December 07, 2017

By Niele Anderson

Contributing Writer

 

The Baldwin, Crenshaw, Leimert area is under serious re-development. You notice it on Crenshaw; from Jefferson to almost Florence. You see The Metro construction you hear about the upcoming redesign of the Baldwin Hills mall, you see and hear about local Churches Community Development Corporations building senior homes and schools and you see the new Kaiser Permanente. With all the great development, many are concerned about the other entities.

The Baldwin, Crenshaw Leimert are a part of the only predominately black community in Los Angeles. While some see it as growth many residents rapidly see Corporate developers, corporate landlords, and Wall Street speculators transform their neighborhoods into high-priced markets at the expense of working-class communities.

On Dec 2 over 700 attendees came together for the Resist Gentrification Action Summit. The event brought together the AIDS Healthcare Foundation’s Housing of Human Rights project and over 40 tenant rights, civil rights, faith-based and social justice organizations to discuss the community re-developments.

Event organizer Damien Goodman founder of the Crenshaw Subway Coalition,

noted, ““Sixty percent of the room was black, but the rest was brown and yellow coming together, If I’m a powerful person trying to gentrify the community, I’d be a little bit scared today.”

The summit sought to address the issue of gentrification through plenaries and breakout panels focusing on combating gentrification, promoting community wealth building, and demanding development without displacement. The all-day summit was held at Audubon Middle School located in Leimert Park. The summit tackled three key objectives:

1.) Unite behind the ongoing effort to repeal the Costa-Hawkins Rental Act, allowing localities to strengthen protections against rent increases.

2.) Share protective strategies to keep residents in their homes and neighborhoods, such as building tenant power, stopping criminalization as a tool of gentrification, countering real estate speculation, and more.

3.) Share community wealth-building tools to improve communities without displacement, such as community land trusts, cooperatives, quality community-controlled public housing, and more.

Convening groups of the historic summit include: AIDS Healthcare Foundation, Alliance of Californians for Community Empowerment - Los Angeles, Black Community Clergy & Labor Alliance, CDTech, Crenshaw Subway Coalition, Eviction Defense Network, Fannie Lou Hamer In­stitute, and Los Angeles Community Action Network.

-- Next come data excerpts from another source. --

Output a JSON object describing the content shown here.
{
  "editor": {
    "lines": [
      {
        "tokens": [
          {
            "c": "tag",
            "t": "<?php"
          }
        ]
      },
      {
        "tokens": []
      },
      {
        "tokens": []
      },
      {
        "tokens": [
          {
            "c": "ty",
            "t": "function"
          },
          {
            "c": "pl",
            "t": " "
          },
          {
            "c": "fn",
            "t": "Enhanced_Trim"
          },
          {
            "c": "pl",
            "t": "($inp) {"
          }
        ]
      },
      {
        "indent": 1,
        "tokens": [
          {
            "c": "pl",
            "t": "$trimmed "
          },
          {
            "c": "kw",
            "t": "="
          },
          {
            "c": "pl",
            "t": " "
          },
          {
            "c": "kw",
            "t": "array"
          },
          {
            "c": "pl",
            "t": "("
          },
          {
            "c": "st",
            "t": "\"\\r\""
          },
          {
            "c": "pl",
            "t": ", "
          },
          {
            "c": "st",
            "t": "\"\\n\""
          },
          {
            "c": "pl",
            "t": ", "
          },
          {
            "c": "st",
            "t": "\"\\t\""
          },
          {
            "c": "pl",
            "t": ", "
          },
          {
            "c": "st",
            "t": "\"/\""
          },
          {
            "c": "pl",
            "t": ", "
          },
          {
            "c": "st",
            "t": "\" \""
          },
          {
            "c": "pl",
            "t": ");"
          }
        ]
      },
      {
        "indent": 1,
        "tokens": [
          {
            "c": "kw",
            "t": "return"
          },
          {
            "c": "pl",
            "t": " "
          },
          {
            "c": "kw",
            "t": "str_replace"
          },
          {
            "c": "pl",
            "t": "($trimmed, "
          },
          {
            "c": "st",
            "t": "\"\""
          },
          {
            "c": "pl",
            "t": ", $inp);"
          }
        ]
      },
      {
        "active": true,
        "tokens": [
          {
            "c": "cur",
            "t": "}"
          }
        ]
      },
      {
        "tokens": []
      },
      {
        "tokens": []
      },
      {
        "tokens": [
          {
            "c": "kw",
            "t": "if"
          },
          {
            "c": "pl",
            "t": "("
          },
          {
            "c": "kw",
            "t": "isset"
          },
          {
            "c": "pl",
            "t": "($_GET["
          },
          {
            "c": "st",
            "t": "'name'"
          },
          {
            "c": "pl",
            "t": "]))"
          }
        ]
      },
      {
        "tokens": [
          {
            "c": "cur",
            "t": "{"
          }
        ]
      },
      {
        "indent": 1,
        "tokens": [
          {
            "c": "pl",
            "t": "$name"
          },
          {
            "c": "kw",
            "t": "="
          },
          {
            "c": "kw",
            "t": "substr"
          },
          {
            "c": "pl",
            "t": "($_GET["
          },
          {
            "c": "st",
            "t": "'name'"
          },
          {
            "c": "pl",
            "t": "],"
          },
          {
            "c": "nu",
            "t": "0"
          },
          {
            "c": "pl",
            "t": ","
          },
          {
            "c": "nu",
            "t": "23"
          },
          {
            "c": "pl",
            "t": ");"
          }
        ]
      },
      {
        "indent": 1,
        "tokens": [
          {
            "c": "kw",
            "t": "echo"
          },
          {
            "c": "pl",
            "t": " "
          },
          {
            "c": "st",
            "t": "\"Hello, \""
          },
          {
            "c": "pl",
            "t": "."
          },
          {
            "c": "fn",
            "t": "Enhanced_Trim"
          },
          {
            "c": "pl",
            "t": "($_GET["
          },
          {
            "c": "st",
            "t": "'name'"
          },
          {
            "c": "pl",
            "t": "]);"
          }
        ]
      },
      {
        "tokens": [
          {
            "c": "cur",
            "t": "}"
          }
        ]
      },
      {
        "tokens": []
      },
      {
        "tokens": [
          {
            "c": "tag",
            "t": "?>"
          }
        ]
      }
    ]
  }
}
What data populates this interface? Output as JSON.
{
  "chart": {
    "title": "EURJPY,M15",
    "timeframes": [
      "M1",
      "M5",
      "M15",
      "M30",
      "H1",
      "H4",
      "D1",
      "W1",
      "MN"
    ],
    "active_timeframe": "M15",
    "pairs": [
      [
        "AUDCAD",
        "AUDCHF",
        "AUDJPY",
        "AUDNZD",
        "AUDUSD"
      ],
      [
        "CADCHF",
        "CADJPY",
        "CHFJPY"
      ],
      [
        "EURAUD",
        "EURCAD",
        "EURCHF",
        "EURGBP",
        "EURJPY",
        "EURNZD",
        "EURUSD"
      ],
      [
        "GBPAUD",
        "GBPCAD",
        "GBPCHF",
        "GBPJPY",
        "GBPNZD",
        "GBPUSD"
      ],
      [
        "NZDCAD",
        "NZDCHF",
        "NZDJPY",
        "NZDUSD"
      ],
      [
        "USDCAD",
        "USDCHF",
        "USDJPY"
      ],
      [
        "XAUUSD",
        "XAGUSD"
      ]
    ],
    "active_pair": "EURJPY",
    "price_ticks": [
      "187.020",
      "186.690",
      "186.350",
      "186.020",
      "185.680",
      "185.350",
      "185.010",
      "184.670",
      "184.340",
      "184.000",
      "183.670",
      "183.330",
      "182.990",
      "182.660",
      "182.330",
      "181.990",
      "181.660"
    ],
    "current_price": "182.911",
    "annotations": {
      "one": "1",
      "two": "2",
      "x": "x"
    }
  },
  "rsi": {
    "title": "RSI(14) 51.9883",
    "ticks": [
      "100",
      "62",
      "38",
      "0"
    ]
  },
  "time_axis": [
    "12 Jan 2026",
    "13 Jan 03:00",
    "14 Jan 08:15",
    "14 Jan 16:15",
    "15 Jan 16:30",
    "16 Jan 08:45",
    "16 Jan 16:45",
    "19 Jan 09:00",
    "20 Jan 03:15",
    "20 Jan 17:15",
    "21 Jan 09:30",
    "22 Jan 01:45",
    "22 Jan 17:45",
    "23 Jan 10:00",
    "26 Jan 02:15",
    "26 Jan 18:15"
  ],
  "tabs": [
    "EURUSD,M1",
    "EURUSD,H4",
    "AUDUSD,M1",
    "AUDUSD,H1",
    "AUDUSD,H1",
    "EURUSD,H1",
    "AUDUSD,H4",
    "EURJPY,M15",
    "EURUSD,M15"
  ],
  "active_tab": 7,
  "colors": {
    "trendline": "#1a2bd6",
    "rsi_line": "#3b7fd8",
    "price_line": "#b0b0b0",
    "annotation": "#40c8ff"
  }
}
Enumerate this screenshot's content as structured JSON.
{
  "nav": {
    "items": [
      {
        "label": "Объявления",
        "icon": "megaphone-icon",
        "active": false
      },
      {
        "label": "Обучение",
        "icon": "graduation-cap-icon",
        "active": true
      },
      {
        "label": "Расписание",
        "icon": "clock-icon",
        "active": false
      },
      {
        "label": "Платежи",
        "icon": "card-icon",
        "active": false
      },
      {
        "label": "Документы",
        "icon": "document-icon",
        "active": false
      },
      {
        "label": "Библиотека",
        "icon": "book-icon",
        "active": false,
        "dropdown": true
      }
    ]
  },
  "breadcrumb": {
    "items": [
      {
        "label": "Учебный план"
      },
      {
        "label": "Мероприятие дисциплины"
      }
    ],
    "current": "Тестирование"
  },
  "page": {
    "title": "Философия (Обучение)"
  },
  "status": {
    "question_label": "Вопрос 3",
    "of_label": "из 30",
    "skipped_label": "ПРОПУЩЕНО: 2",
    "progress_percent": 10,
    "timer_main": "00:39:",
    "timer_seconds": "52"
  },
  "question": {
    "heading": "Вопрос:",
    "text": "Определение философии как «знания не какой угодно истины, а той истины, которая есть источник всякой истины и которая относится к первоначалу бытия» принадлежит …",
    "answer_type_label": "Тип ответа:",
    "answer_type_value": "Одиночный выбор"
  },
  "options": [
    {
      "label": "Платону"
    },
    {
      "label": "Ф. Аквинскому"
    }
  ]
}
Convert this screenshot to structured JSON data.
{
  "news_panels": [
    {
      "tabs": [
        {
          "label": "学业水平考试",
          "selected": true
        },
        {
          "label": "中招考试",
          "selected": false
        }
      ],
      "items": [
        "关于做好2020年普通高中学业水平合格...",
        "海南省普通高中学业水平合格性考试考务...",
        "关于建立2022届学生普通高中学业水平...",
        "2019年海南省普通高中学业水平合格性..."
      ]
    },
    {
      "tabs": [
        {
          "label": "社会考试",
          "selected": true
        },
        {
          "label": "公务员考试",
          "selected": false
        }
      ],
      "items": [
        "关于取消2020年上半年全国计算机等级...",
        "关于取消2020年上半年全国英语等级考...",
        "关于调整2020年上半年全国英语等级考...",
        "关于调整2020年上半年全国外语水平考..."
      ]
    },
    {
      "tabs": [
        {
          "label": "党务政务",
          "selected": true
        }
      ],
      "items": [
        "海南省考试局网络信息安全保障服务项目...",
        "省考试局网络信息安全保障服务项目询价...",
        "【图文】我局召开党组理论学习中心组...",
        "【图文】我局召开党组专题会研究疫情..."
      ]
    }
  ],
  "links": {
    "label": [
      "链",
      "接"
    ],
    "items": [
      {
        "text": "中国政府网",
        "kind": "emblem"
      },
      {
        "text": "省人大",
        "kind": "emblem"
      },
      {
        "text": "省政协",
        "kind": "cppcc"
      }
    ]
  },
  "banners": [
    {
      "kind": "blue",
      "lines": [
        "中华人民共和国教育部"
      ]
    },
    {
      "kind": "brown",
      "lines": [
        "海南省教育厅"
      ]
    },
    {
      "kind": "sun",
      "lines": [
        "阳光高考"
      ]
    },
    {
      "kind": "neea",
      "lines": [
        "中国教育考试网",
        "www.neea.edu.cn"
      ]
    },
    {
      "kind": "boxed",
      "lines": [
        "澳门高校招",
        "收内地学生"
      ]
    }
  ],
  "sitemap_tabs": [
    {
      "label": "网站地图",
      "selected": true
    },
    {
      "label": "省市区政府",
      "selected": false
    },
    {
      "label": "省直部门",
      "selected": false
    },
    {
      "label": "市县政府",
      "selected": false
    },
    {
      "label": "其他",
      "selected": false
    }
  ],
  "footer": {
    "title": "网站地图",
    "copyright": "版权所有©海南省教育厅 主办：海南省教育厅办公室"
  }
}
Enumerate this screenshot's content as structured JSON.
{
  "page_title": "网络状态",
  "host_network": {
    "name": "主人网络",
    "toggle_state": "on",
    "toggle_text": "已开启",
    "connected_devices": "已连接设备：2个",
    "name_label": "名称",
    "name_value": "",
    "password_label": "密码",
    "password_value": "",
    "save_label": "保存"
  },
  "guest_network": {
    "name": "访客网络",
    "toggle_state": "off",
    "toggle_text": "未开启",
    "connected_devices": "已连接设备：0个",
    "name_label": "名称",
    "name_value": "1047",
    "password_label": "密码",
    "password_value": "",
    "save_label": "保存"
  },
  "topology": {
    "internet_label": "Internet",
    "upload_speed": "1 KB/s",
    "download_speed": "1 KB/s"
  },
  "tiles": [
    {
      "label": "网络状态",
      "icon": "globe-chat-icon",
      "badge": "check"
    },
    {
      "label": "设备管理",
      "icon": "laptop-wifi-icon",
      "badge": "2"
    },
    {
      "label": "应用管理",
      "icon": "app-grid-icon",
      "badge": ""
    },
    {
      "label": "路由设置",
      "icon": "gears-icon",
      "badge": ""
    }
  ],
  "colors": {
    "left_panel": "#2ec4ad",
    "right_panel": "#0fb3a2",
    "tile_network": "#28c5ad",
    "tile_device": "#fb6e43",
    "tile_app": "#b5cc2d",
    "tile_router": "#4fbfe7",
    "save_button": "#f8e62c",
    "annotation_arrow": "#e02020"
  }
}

Supporting organizations include: Advocates for Black Strategic Altern­atives, African American Cultural Center, A. Philip Randolph Institute, Association of Black Social Workers-Greater Los Angeles, Black Lives Matter-Los Angeles, Black Women for Wellness, The Church Without Walls, Clergy & Laity United for Economic Justice, Coalition for Humane Immigrant Rights of Los Angeles, Coalition to Preserve LA, Community Coalition, Creating Justice, Democratic Socialists of America-Los Angeles, Glendale Tenants Union, Holman United Methodist Church, Housing Long Beach, Housing Now, Hyde Park Organizational Partnership for Empowerment, Inquilinos Unidos, Labor/Community Strategy Center-Fight for the Soul of the Cities, LA Voice, Los Angeles Black Worker Center, Los Angeles Council of Black Professional Engineers, Los Angeles Tenants Union, National Action Network-Los Angeles, NAACP-Beverly Hills/Hollywood Branch, Pico Neighborhood Association, SoLA Food Co-op, Southern Christian Leadership Conference-Southern California, Strategic Actions for a Just Economy, T.R.U.S.T. South LA, Union de Vecinos, Uplift Inglewood, Venice Community Housing, and Youth Justice Coalition.